APS: Oral Contraceptive Use May Impair Muscle Gain
Active young women on the pill have lower hormone levels and less muscle
FRIDAY, April 17 (HealthDay News) -- Active young women who take oral contraceptives develop less muscle than their counterparts not using the pill, possibly due to differences in hormone levels, according to a study to be presented at the 122nd Annual Meeting of the American Physiological Society, part of the Experimental Biology 2009 scientific conference held from April 18 to 22 in New Orleans.
Chang-Woock Lee, of Texas A&M University in College Station, and colleagues conducted a study of 73 women aged 18 to 31 years, of whom 34 were taking oral contraceptives and 39 were not. The women engaged in a 10-week program of resistance exercise training. Body composition and levels of dehydroepiandrosterone (DHEA), dehydroepiandrosterone sulfate (DHEAS), cortisol, and insulin-like growth factor-I (IGF-1) were measured before and after the training program.

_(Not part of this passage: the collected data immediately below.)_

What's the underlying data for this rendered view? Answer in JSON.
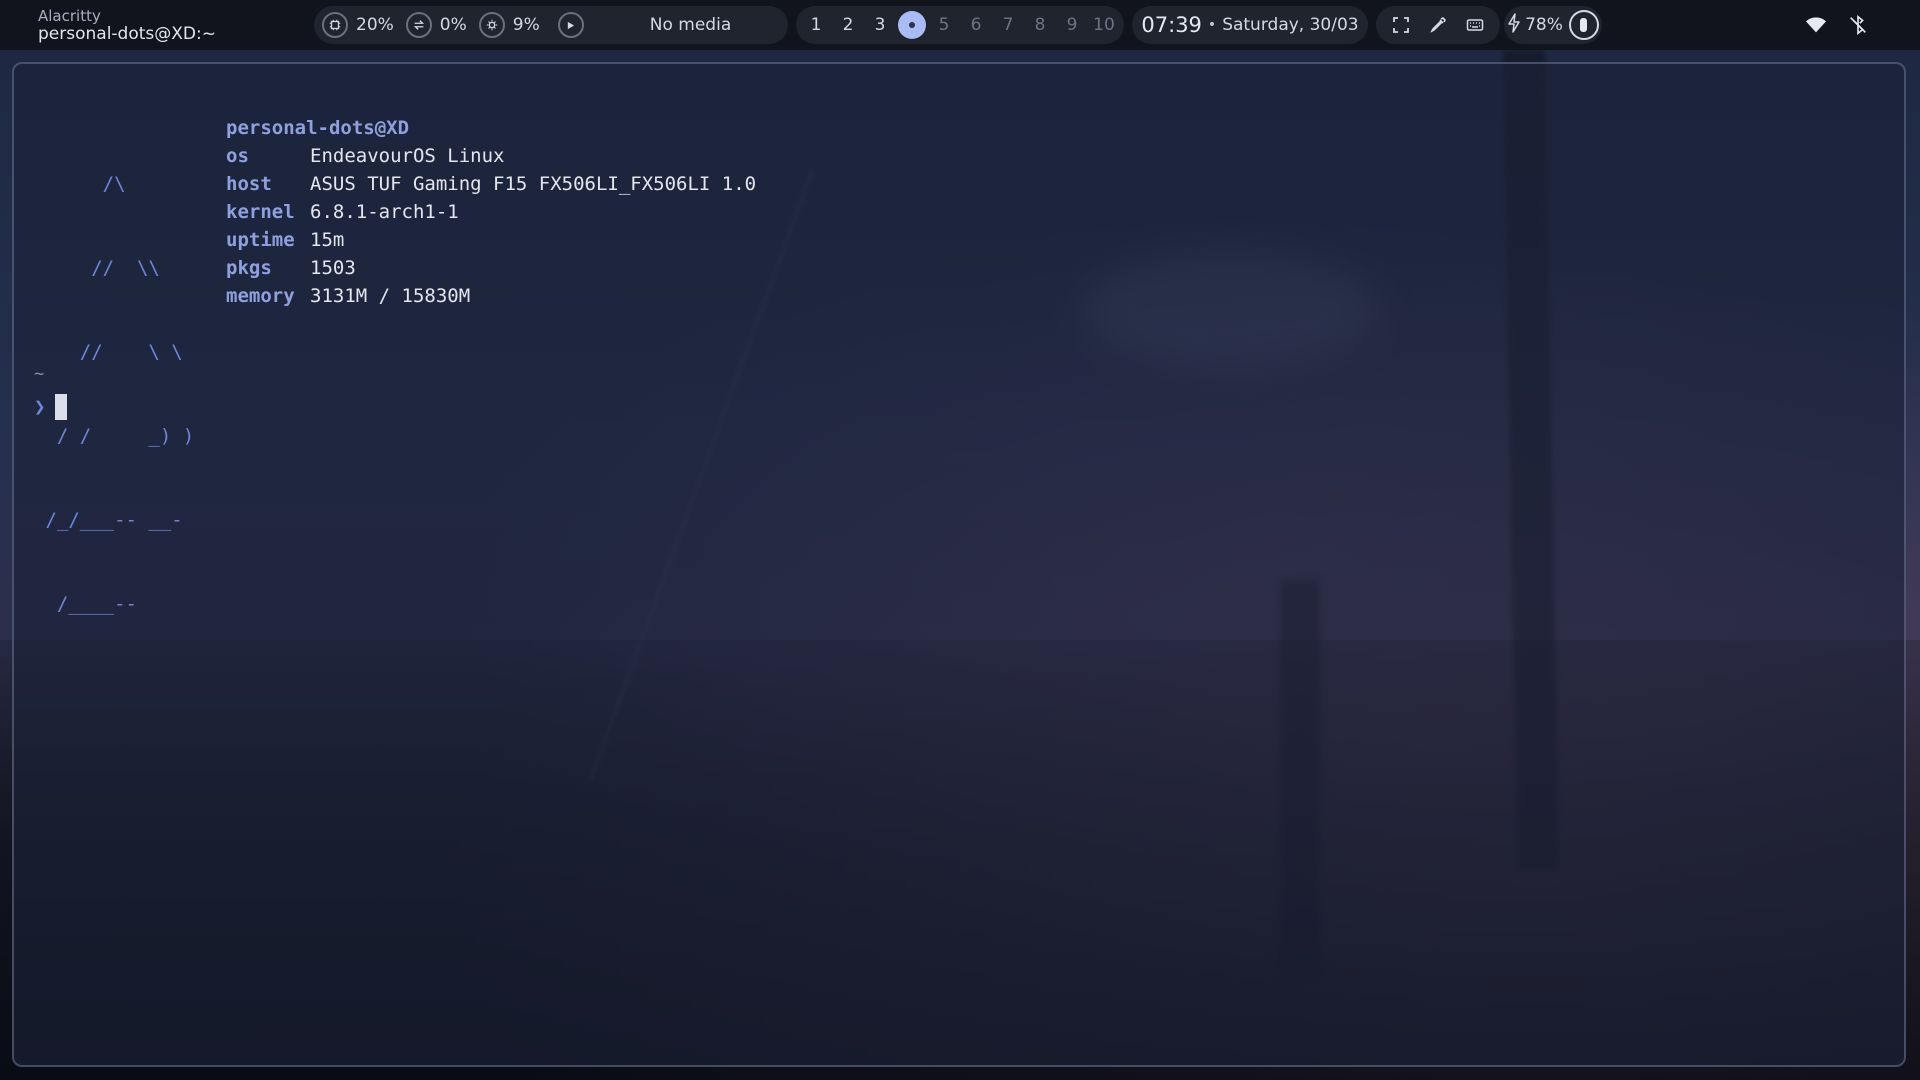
{
  "window": {
    "class": "Alacritty",
    "title": "personal-dots@XD:~"
  },
  "resources": [
    {
      "icon": "cpu-icon",
      "value": "20%"
    },
    {
      "icon": "swap-icon",
      "value": "0%"
    },
    {
      "icon": "memory-icon",
      "value": "9%"
    }
  ],
  "media": {
    "play_icon": "play-icon",
    "text": "No media"
  },
  "workspaces": [
    {
      "label": "1",
      "state": "occupied"
    },
    {
      "label": "2",
      "state": "occupied"
    },
    {
      "label": "3",
      "state": "occupied"
    },
    {
      "label": "",
      "state": "active"
    },
    {
      "label": "5",
      "state": "empty"
    },
    {
      "label": "6",
      "state": "empty"
    },
    {
      "label": "7",
      "state": "empty"
    },
    {
      "label": "8",
      "state": "empty"
    },
    {
      "label": "9",
      "state": "empty"
    },
    {
      "label": "10",
      "state": "empty"
    }
  ],
  "clock": {
    "time": "07:39",
    "separator": "•",
    "date": "Saturday, 30/03"
  },
  "tools": [
    "fullscreen-icon",
    "color-picker-icon",
    "keyboard-icon"
  ],
  "battery": {
    "icon": "bolt-icon",
    "percent": "78%",
    "level": 0.78
  },
  "tray": [
    "wifi-icon",
    "bluetooth-off-icon"
  ],
  "terminal": {
    "logo_lines": [
      "      /\\",
      "     //  \\\\",
      "    //    \\ \\",
      "  / /     _) )",
      " /_/___-- __-",
      "  /____--"
    ],
    "user_host": "personal-dots@XD",
    "info": [
      {
        "key": "os",
        "value": "EndeavourOS Linux"
      },
      {
        "key": "host",
        "value": "ASUS TUF Gaming F15 FX506LI_FX506LI 1.0"
      },
      {
        "key": "kernel",
        "value": "6.8.1-arch1-1"
      },
      {
        "key": "uptime",
        "value": "15m"
      },
      {
        "key": "pkgs",
        "value": "1503"
      },
      {
        "key": "memory",
        "value": "3131M / 15830M"
      }
    ],
    "cwd": "~",
    "prompt_symbol": "❯"
  },
  "colors": {
    "accent": "#a9bcf5",
    "bar_bg": "#12141c",
    "term_key": "#8fa0de",
    "logo": "#6e85d8"
  }
}
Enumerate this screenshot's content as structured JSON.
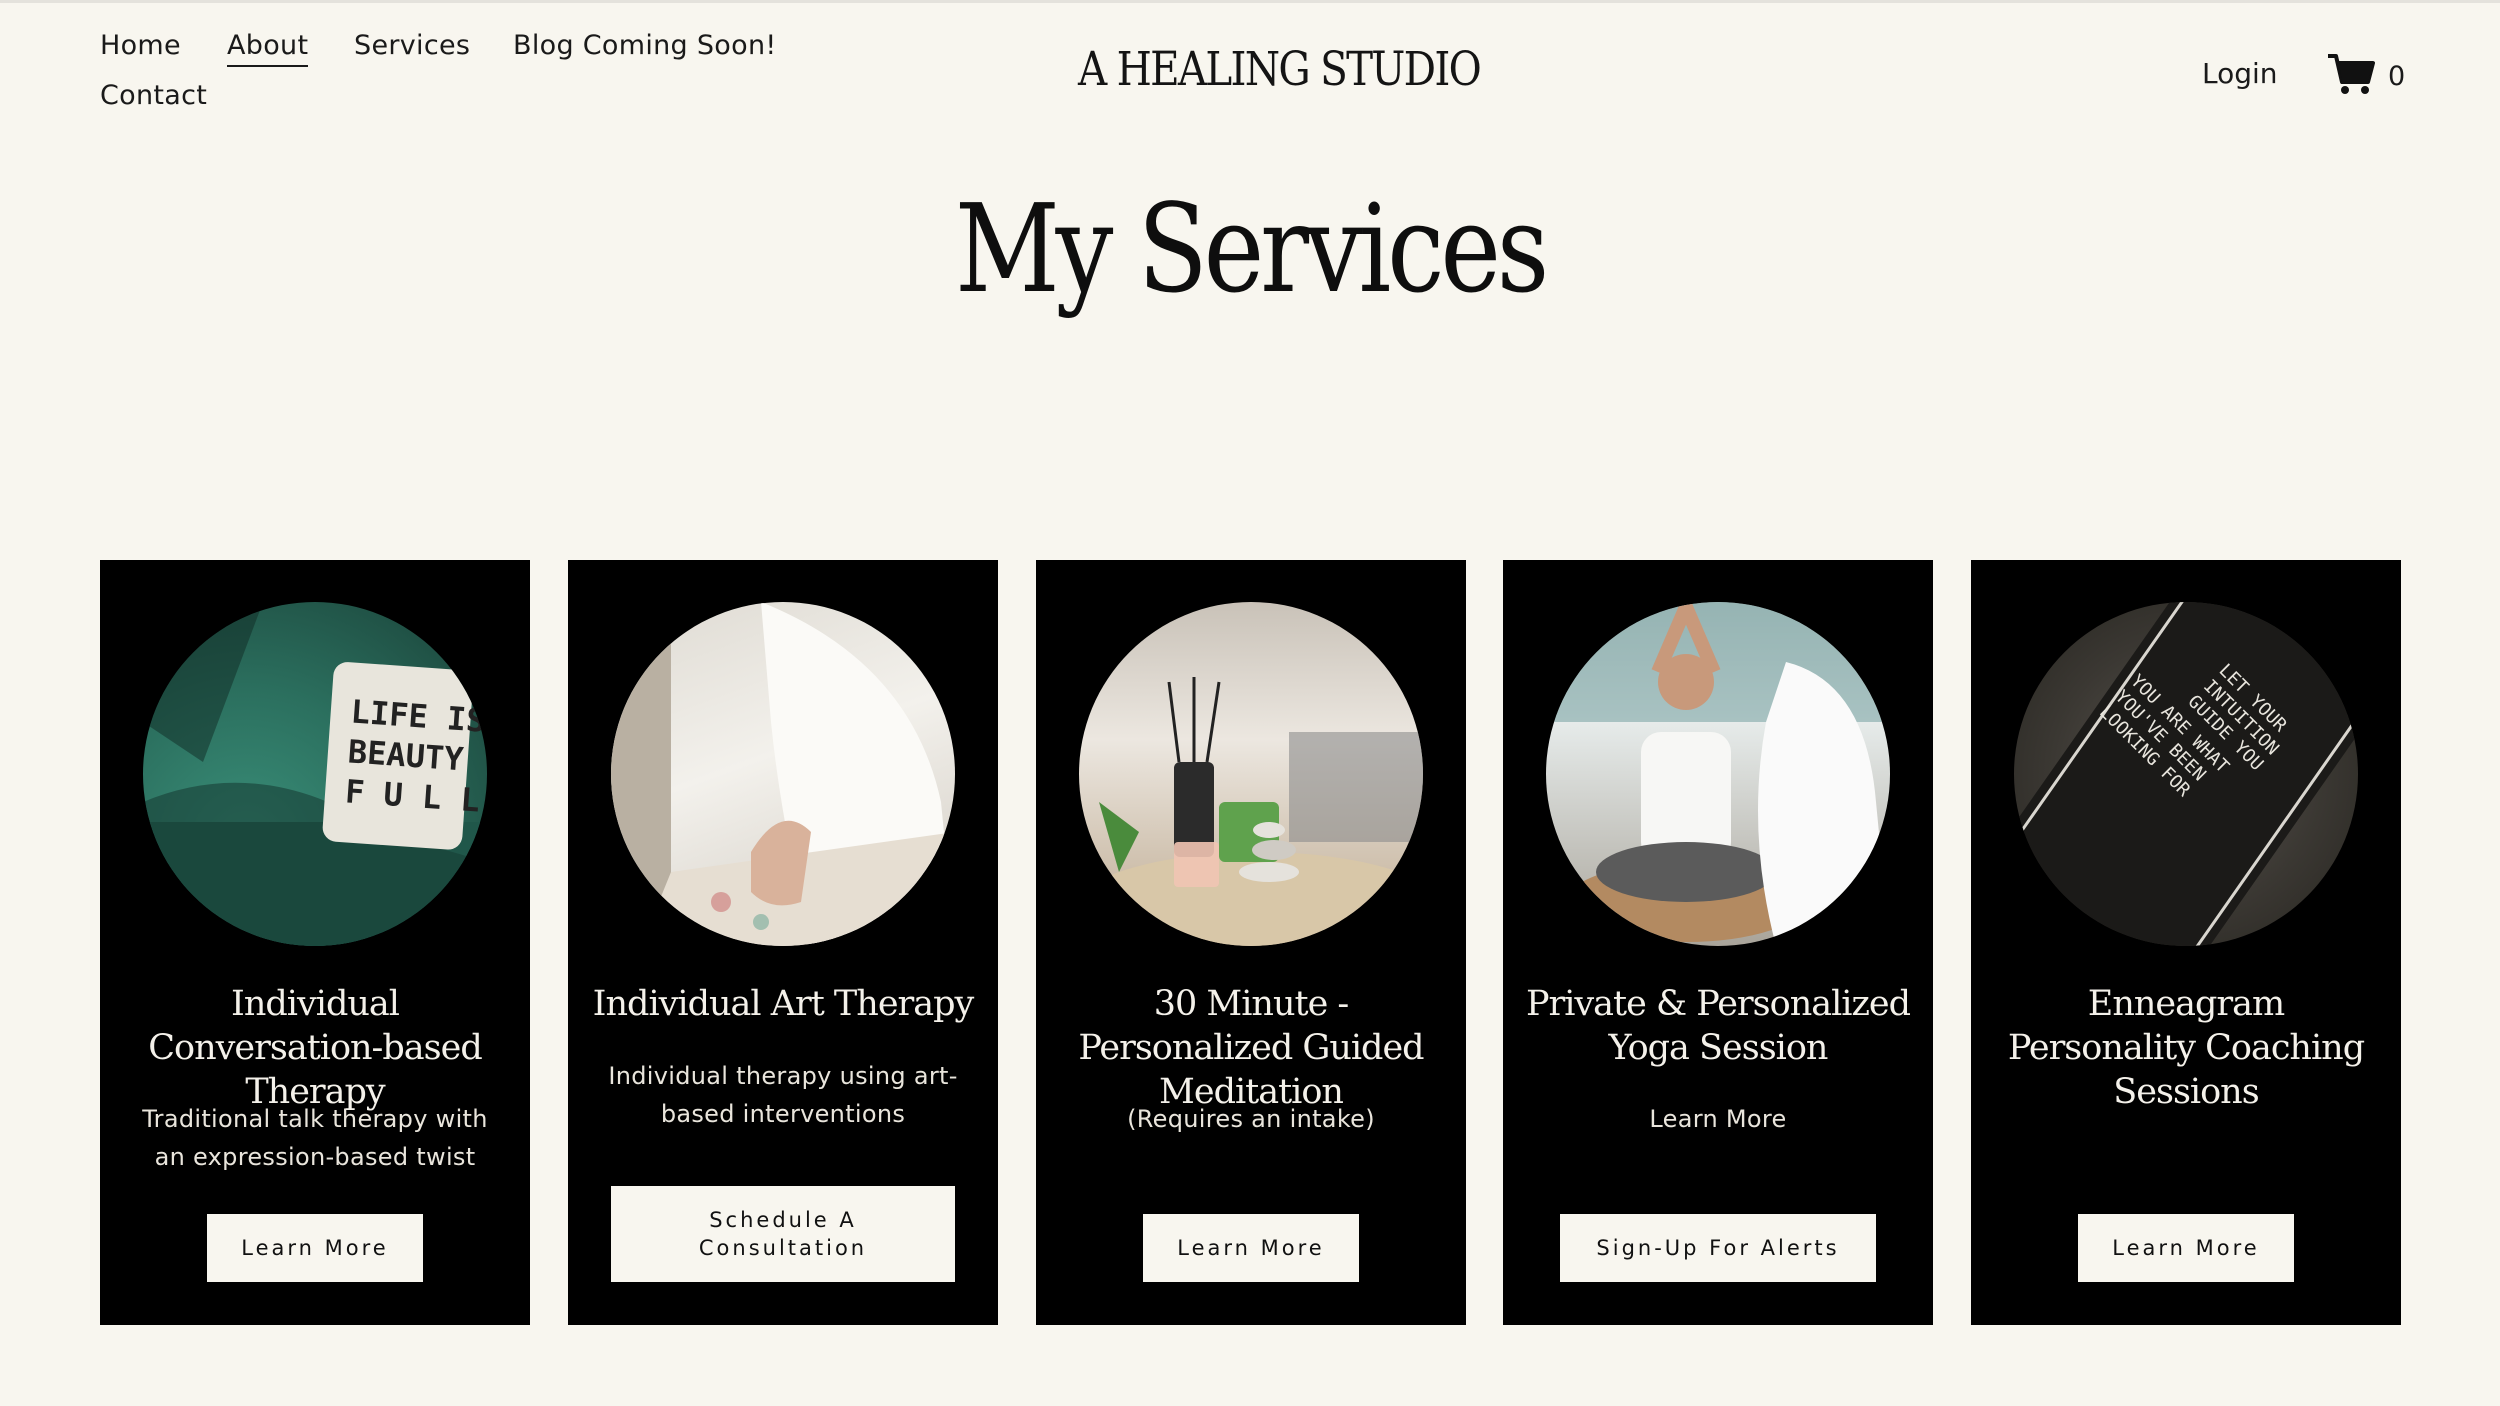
{
  "nav": {
    "items": [
      {
        "label": "Home",
        "active": false
      },
      {
        "label": "About",
        "active": true
      },
      {
        "label": "Services",
        "active": false
      },
      {
        "label": "Blog Coming Soon!",
        "active": false
      },
      {
        "label": "Contact",
        "active": false
      }
    ]
  },
  "brand": "A HEALING STUDIO",
  "header": {
    "login_label": "Login",
    "cart_count": "0"
  },
  "page_title": "My Services",
  "cards": [
    {
      "title": "Individual Conversation-based Therapy",
      "description": "Traditional talk therapy with an expression-based twist",
      "button": "Learn More",
      "photo_text": "LIFE IS BEAUTY FULL"
    },
    {
      "title": "Individual Art Therapy",
      "description": "Individual therapy using art-based interventions",
      "button": "Schedule A Consultation"
    },
    {
      "title": "30 Minute - Personalized Guided Meditation",
      "description": "(Requires an intake)",
      "button": "Learn More"
    },
    {
      "title": "Private & Personalized Yoga Session",
      "description": "Learn More",
      "button": "Sign-Up For Alerts"
    },
    {
      "title": "Enneagram Personality Coaching Sessions",
      "description": "",
      "button": "Learn More",
      "photo_text": "LET YOUR INTUITION GUIDE YOU YOU ARE WHAT YOU'VE BEEN LOOKING FOR"
    }
  ],
  "colors": {
    "background": "#f8f6ef",
    "card": "#000000",
    "button": "#f8f6ef"
  }
}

Women in the oral contraceptive group gained less lean mass after the exercise program and had significantly lower plasma levels of DHEA, DHEAS and IGF-1, as well as elevated levels of cortisol, the investigators discovered.
"The diminished lean mass gain may be related to the androgenicity of progestin which may bind to androgen receptor and inhibit its function," the authors write. "We were surprised at the magnitude of differences in muscle gains between the two groups, with the non-oral contraceptive women gaining more than 60 percent greater muscle mass than their oral contraceptive counterparts," they added in a statement.